Let’s be clear: the action taken today isn’t required legally. It’s a political decision, and a moral question. Whatever concerns or complaints Americans may have about immigration in general, we shouldn’t threaten the future of this group of young people who are here through no fault of their own, who pose no threat, who are not taking away anything from the rest of us. They are that pitcher on our kid’s softball team, that first responder who helps out his community after a disaster, that cadet in ROTC who wants nothing more than to wear the uniform of the country that gave him a chance. Kicking them out won’t lower the unemployment rate, or lighten anyone’s taxes, or raise anybody’s wages.

It is precisely because this action is contrary to our spirit, and to common sense, that business leaders, faith leaders, economists, and Americans of all political stripes called on the administration not to do what it did today. And now that the White House has shifted its responsibility for these young people to Congress, it’s up to Members of Congress to protect these young people and our future. I’m heartened by those who’ve suggested that they should. And I join my voice with the majority of Americans who hope they step up and do it with a sense of moral urgency that matches the urgency these young people feel.

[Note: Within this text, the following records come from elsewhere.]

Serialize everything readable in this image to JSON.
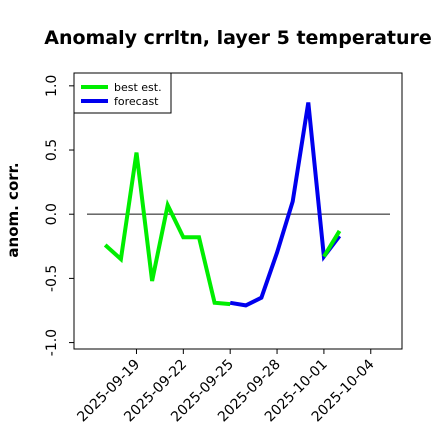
{
  "chart_data": {
    "type": "line",
    "title": "Anomaly crrltn, layer 5 temperature",
    "xlabel": "",
    "ylabel": "anom. corr.",
    "ylim": [
      -1.05,
      1.1
    ],
    "xlim": [
      "2025-09-15",
      "2025-10-06"
    ],
    "yticks": [
      1.0,
      0.5,
      0.0,
      -0.5,
      -1.0
    ],
    "ytick_labels": [
      "1.0",
      "0.5",
      "0.0",
      "-0.5",
      "-1.0"
    ],
    "xticks": [
      "2025-09-19",
      "2025-09-22",
      "2025-09-25",
      "2025-09-28",
      "2025-10-01",
      "2025-10-04"
    ],
    "xtick_labels": [
      "2025-09-19",
      "2025-09-22",
      "2025-09-25",
      "2025-09-28",
      "2025-10-01",
      "2025-10-04"
    ],
    "xtick_colors": [
      "#000000",
      "#000000",
      "#2a8a2a",
      "#000000",
      "#000000",
      "#000000"
    ],
    "zero_line": 0.0,
    "grid": false,
    "legend_position": "top-left",
    "series": [
      {
        "name": "best est.",
        "color": "#00ee00",
        "x": [
          "2025-09-17",
          "2025-09-18",
          "2025-09-19",
          "2025-09-20",
          "2025-09-21",
          "2025-09-22",
          "2025-09-23",
          "2025-09-24",
          "2025-09-25"
        ],
        "y": [
          -0.24,
          -0.35,
          0.48,
          -0.52,
          0.07,
          -0.18,
          -0.18,
          -0.69,
          -0.7
        ]
      },
      {
        "name": "forecast",
        "color": "#0000ee",
        "x": [
          "2025-09-25",
          "2025-09-26",
          "2025-09-27",
          "2025-09-28",
          "2025-09-29",
          "2025-09-30",
          "2025-10-01",
          "2025-10-02"
        ],
        "y": [
          -0.69,
          -0.71,
          -0.65,
          -0.3,
          0.1,
          0.87,
          -0.33,
          -0.17
        ]
      },
      {
        "name": "",
        "color": "#00ee00",
        "x": [
          "2025-10-01",
          "2025-10-02"
        ],
        "y": [
          -0.33,
          -0.13
        ]
      }
    ]
  }
}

Ultimately, this is about basic decency. This is about whether we are a people who kick hopeful young strivers out of America, or whether we treat them the way we’d want our own kids to be treated. It’s about who we are as a people – and who we want to be.

What makes us American is not a question of what we look like, or where our names come from, or the way we pray. What makes us American is our fidelity to a set of ideals – that all of us are created equal; that all of us deserve the chance to make of our lives what we will; that all of us share an obligation to stand up, speak out, and secure our most cherished values for the next generation. That’s how America has traveled this far. That’s how, if we keep at it, we will ultimately reach that more perfect union”

 

Joe Biden’s Dreamer statement

Shortly after Obama released his statement in response to the White House decision to end DACA, Biden issued the following statement on Facebook:

Imagine a young girl, age 4 or 5, traveling with her parents into the United States as they make the hard decision to pursue a better life here. Imagine that child growing up as your student, your co-worker, your friend. Because of the president’s decision today, she now must live in fear that she will soon be thrown out and sent back to a country she has never known.

This story speaks to the experience of roughly 800,000 people known as DREAMers here in America today. These children didn’t choose to come here, but now many of them are grown with families of their own. They’re paying taxes. They’ve joined the workforce. They went to college. Some of them joined the military. Now, they’ll be sent to countries they don’t even remember.

These people are all Americans. So let’s be clear: throwing them out is cruel. It is inhumane. And it is not America. Congress and the American people now have an obligation to step up and show our neighbors that they’re welcome here, in the only place they’ve ever called home.